Biyolojik olarak emeklilik ya da yaşlanma gibi bir şey yoktur, yalnızca gelişme ve bozulma vardır. Diyor ‘’Gittikçe gençleşin’’ kitabının yazarı Dr. Henry S. Lodge. Bedeniniz, daha doğrusu bedeninizi yöneten Fiziksel beyniniz sizden aldığı mesajlara göre, gelişme ve bozulma arasında tercih yapar.
Öncelikle bilmemiz gereken, bedenimizin bir araba ya da diğer yapılardan biri gibi bir ‘’nesne’’ değildir. Bedenimizi oluşturan kemikler, kemikleri saran etler, yağlar, sinirler ve daha pek çok parça zamanla bozulmaya uğrar. Sürekli olarak yenilenmeleri gerekir.
Kalçalarımızdaki kas hücreleri her dört ayda bir bütünüyle yenilendiğinden, yılda üç kez yepyeni kaslarımız olur. Kan hücrelerimiz her üç ayda bir, trombositlerimiz her on günde bir, kemiklerimiz her iki yılda bir, tat alma hücrelerimiz her gün yenilenmektedir. Bedenimizdeki bu süreç sürekli tekrarlanmaktadır.
Şimdi sormamız gereken, bedenimizi oluşturan sistem ve parçaların ömrü neden bu kadar kısa sürelidir? Günümüz biyologları bedenimizdeki hücrelerin çoğunun kısa ömürlü olacak şekilde evirildiklerine inanmaktadır. Kısa ömürlüdürler çünkü hücrelerin yeni koşullara uyum sağlayabilmeleri, kansere yakalanma risklerinin azaltılması sağlanmaktadır. Yaşlı hücrelerin kansere yakalanma riskleri daha fazladır.

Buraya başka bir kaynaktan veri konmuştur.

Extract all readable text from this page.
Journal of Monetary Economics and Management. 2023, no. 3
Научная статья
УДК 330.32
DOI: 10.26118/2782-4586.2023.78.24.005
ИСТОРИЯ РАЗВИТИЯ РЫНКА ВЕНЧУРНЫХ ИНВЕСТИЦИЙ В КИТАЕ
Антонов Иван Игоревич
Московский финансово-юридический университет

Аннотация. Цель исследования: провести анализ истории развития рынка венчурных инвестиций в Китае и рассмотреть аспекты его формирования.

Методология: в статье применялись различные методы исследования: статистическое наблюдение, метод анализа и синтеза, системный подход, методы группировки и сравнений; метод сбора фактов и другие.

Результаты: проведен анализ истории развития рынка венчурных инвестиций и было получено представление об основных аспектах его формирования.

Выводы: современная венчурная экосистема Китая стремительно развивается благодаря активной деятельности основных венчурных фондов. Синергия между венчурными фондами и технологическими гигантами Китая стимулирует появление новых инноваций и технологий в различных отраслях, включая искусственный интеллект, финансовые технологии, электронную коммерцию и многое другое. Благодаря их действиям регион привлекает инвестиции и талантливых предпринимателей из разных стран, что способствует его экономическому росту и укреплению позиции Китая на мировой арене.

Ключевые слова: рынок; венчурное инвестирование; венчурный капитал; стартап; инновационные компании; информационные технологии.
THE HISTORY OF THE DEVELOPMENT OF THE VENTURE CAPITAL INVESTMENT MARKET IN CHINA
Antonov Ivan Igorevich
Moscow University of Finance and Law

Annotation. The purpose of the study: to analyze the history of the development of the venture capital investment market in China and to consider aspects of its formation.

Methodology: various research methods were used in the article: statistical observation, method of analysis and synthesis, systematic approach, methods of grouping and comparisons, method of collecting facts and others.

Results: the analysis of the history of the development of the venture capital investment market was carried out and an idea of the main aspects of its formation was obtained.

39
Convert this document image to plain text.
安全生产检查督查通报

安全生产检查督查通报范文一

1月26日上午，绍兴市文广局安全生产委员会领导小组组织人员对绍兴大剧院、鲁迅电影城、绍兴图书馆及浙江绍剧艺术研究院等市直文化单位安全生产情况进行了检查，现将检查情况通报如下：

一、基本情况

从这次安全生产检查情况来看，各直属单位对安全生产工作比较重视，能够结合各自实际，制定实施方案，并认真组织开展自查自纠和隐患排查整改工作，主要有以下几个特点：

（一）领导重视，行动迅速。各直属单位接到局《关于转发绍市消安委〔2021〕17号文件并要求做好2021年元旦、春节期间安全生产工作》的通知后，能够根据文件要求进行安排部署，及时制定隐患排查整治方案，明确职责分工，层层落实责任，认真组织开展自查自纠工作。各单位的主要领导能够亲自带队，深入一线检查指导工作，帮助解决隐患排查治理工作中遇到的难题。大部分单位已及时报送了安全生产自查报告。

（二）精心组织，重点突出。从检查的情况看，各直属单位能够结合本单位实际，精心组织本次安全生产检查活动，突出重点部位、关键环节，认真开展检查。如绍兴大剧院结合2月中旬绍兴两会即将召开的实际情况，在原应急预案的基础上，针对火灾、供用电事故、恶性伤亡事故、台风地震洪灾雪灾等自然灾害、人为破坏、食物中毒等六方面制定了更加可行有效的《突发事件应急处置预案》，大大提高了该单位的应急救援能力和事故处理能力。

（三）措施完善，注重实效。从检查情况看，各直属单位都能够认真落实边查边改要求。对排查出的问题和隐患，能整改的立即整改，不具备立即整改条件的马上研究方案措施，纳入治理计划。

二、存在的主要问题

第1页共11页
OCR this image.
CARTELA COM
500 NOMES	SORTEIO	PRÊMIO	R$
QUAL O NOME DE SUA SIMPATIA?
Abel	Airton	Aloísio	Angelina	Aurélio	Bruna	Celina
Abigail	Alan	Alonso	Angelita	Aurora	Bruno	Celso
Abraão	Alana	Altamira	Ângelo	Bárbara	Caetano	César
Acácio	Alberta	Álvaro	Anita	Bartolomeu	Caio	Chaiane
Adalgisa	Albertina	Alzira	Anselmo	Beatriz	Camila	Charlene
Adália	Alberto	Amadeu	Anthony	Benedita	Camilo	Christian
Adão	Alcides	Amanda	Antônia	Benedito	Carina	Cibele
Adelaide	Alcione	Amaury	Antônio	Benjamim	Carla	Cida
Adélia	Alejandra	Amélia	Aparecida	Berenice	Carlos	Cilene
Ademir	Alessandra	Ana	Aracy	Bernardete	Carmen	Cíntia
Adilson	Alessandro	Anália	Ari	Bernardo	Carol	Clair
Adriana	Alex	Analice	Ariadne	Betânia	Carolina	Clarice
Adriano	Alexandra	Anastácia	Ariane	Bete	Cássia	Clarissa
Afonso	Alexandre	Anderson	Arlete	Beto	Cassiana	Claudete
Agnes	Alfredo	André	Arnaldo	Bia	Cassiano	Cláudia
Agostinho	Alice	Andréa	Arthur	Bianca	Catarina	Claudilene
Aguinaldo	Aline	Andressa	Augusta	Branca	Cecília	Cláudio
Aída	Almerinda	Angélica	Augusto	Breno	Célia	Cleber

Görüldüğü gibi bedenimizin büyük bir bölümü her an yenilenmektedir. Yenilerine yer açmak için, gayet iyi durumdaki parçalarımızı çöpe atmaktayız bilerek ve isteyerek. Dalağımızın ana görevi kan hücrelerimizi yok etmektir. Böylelikle kan hücrelerimiz her üç ayda bir yenilenme olanağı bulmaktadır. Kemiklerimizi eritme görevi olan milyarlarca hücremiz vardır. Bitkilerde olduğu gibi, budama gelişmeyi sağlamaktadır.
Eğer çöpe atılanlar yenilenen hücrelerden fazla ise bozulma vardır. Yok, eğer yenilenen hücrelerimiz çöpe atılanlardan fazla ise gelişme ve gençleşme vardır. İşte tam bu noktada egzersiz, aerobik ve sabah yürüyüşleri devreye girer. Sürekli yapılan egzersizler bedenimize gelişme sinyalleri gönderir. Yenilenen hücrelerin çöpe atılanlardan daha fazla olması bu sinyallerle gerçekleşir. Açıkçası bedensel bozulma yaşlanmanın sonucu değildir. Hareketsizlik bozulmaya neden olur.